Police reported that 43 people were arrested in connection with the January 26 demonstration and violence in Nazran. Among those detained were two human rights activists—Memorial staff members Ekaterina Sokiryanskaya and Timur Akiev, who were held for 10 hours and interrogated as witnesses to “mass riots” —and 10 journalists, including correspondents for Ekho Moskvy radio, Novaya Gazeta and Radio Liberty. Kommersant reported that Mustafa Kurkiev, a correspondent for the newspaper Zhizn, was severely beaten by police after they detained him along with Said-Khussein Tsarnaev, a photojournalist for RIA Novosti. Kommersant quoted sources in the Zyazikov administration as saying the journalists had been “detained for resisting the authorities.”
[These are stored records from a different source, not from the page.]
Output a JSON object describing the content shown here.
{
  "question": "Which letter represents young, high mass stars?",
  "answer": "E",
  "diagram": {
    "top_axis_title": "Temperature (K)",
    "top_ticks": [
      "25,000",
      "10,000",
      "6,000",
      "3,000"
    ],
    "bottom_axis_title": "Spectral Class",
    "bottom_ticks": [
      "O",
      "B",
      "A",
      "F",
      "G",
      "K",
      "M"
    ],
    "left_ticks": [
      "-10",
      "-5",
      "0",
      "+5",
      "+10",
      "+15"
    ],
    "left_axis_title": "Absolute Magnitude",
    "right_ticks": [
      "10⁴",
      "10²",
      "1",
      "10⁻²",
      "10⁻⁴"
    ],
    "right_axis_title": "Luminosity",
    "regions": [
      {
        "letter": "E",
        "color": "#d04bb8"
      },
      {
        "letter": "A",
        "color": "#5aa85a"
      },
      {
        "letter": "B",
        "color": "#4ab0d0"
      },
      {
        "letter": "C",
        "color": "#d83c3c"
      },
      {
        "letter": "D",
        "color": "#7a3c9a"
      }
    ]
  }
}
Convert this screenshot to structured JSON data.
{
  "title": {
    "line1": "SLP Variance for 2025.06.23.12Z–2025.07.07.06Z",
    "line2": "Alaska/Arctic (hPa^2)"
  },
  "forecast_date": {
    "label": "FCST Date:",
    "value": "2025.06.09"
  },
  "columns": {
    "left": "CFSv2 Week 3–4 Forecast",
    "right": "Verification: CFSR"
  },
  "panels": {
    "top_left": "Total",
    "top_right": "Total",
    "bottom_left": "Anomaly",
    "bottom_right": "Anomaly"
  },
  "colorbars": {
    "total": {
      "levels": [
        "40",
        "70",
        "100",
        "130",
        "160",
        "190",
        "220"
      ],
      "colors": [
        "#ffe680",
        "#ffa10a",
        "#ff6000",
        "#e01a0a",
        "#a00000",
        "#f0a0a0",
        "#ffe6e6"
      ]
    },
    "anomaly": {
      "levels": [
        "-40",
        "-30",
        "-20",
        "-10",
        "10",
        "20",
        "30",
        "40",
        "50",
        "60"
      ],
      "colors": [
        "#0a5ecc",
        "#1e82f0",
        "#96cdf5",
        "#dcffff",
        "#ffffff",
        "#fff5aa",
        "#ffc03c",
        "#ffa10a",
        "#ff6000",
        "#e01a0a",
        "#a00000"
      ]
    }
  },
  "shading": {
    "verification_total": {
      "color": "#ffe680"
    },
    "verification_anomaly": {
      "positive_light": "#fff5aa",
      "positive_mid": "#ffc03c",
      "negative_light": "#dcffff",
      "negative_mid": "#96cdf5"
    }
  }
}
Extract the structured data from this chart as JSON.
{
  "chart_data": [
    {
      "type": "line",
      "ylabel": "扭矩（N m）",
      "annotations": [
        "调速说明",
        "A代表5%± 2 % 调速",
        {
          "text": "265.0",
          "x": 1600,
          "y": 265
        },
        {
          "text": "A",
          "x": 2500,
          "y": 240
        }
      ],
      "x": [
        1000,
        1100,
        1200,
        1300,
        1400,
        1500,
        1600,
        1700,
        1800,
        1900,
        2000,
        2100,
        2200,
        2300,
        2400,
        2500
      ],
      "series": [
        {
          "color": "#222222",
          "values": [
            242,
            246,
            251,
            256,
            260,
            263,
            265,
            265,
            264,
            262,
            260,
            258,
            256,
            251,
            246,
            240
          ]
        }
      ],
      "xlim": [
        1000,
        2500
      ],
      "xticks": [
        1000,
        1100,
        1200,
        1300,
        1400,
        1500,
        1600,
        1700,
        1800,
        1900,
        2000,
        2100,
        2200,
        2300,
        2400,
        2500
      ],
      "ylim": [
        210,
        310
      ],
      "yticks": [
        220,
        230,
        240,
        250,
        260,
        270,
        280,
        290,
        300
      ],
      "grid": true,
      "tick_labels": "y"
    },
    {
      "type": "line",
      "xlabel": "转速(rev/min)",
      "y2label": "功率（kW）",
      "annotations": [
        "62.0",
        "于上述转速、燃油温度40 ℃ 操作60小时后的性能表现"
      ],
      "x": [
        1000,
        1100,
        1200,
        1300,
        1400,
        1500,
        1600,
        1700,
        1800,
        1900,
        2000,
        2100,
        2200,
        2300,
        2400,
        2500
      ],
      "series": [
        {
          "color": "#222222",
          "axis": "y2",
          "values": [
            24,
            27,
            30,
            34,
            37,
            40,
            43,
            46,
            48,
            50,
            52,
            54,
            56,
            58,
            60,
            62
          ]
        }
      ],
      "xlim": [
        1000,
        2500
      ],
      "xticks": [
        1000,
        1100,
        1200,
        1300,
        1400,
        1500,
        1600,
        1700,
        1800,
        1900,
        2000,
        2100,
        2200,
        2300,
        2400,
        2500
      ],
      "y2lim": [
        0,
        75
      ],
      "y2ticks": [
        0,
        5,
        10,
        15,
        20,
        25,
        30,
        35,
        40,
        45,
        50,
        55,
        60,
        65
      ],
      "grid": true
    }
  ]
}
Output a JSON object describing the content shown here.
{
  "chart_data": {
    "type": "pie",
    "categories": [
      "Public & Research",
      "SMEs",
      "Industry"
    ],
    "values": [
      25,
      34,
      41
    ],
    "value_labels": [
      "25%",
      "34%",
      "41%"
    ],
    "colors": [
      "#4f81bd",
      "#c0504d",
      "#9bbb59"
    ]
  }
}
Human Rights Watch condemned the detention of the journalists in Nazran. “Ingush authorities are trying to silence dissent by stopping journalists from doing their jobs,” said Holly Cartner, Europe and Central Asia director at Human Rights Watch. She said it was “disgraceful” Kurkiev and Tsarnaev were “detained and ill-treated by police just because they were covering a protest,” adding that with tensions rising, Ingushetia “needs more independent reporting, not less,” and that Ingushetia’s government “should stop harassing journalists and ensure freedom of expression.”

The Committee to Protect Journalists (CPJ) also condemned the detention of the journalists and human rights activists in Nazran, stating in a January 29 press release that, according to its interviews, two of the detained journalists had been “badly beaten.” “We are appalled by the abusive actions of the Ingush authorities, which effectively prevented news of civil protests from reaching the rest of the world,” the press release quoted CPJ Executive Director Joel Simon as saying. Joel added, “The forceful prevention of journalists from covering important news is the reason why Russia’s North Caucasus has become a virtual black hole for information.”

Ingushetia’s two main Internet providers blocked access to Ingushetiya.ru over several days prior to the January 26 protest in Nazran.